- Theatrical release poster
- Directed by: Alan Sharp
- Written by: Alan Sharp
- Produced by: Herb Jaffe Joanna Lancaster Richard Wagner Theodore R. Parvin
- Starring: Margot Kidder Ted Danson Burt Lancaster
- Cinematography: Álex Phillips Jr
- Edited by: Garth Craven
- Music by: Leo Kottke
- Distributed by: Tri-Star Pictures
- Release date: May 1, 1985;
- Running time: 95 minutes
- Country: United States
- Language: English

= Little Treasure =

Little Treasure is a 1985 American action drama film starring Margot Kidder, Ted Danson and Burt Lancaster.
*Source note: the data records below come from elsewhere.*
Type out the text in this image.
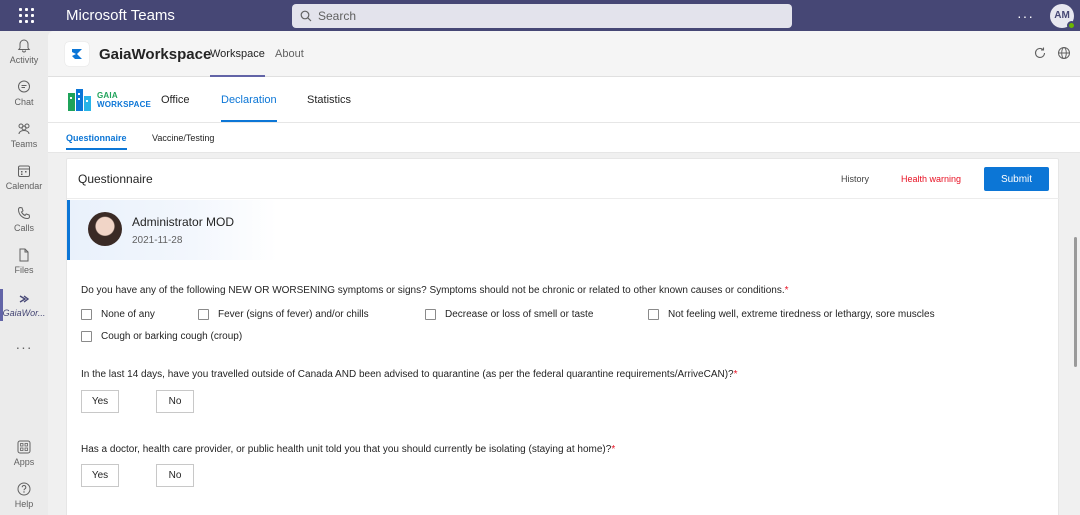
Microsoft Teams	Search	··· AM
Activity
Chat
Teams
Calendar
Calls
Files
GaiaWor...
···
Apps
Help
GaiaWorkspace
Workspace About
GAIA
WORKSPACE Office	Declaration	Statistics
Questionnaire	Vaccine/Testing
Questionnaire	History	Health warning	Submit
Administrator MOD
2021-11-28
Do you have any of the following NEW OR WORSENING symptoms or signs? Symptoms should not be chronic or related to other known causes or conditions.*
None of any	Fever (signs of fever) and/or chills	Decrease or loss of smell or taste	Not feeling well, extreme tiredness or lethargy, sore muscles
Cough or barking cough (croup)
In the last 14 days, have you travelled outside of Canada AND been advised to quarantine (as per the federal quarantine requirements/ArriveCAN)?*
Yes	No
Has a doctor, health care provider, or public health unit told you that you should currently be isolating (staying at home)?*
Yes	No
The film, written and directed by Alan Sharp, deals with the strained relationship between a bank robber father and his daughter, a stripper.

==Plot==
Margo, a stripper searching for her estranged, bank robber father in a remote part of Mexico. Along the way, Margo meets an American ex-pat drifter, and together they search for her missing father and eventually his lost, buried fortune.

==Cast==
- Margot Kidder as Margo
- Ted Danson as Eugene Wilson
- Burt Lancaster as Delbert Teschemacher
- Joseph Hacker as Norman Kane
- Malena Doria as Evangelina
- John Pearce as Joseph
- Gladys Holland as Sadie
- Bill Zuckert as Charlie Parker
- James Hall as Chuck
- Glenda Moore as Kane's Friend
- Rodolfo De Alexandre as Bird Seller
- Lupe Ontiveros as Market Voice #1

==Production==
Kidder recalled feuding with Lancaster during the production and described Danson as "about as sweet a guy as you’re ever gonna meet. What you see is what you get. He’s lovely."

==Reception==
Leonard Maltin gave the film one and a half stars.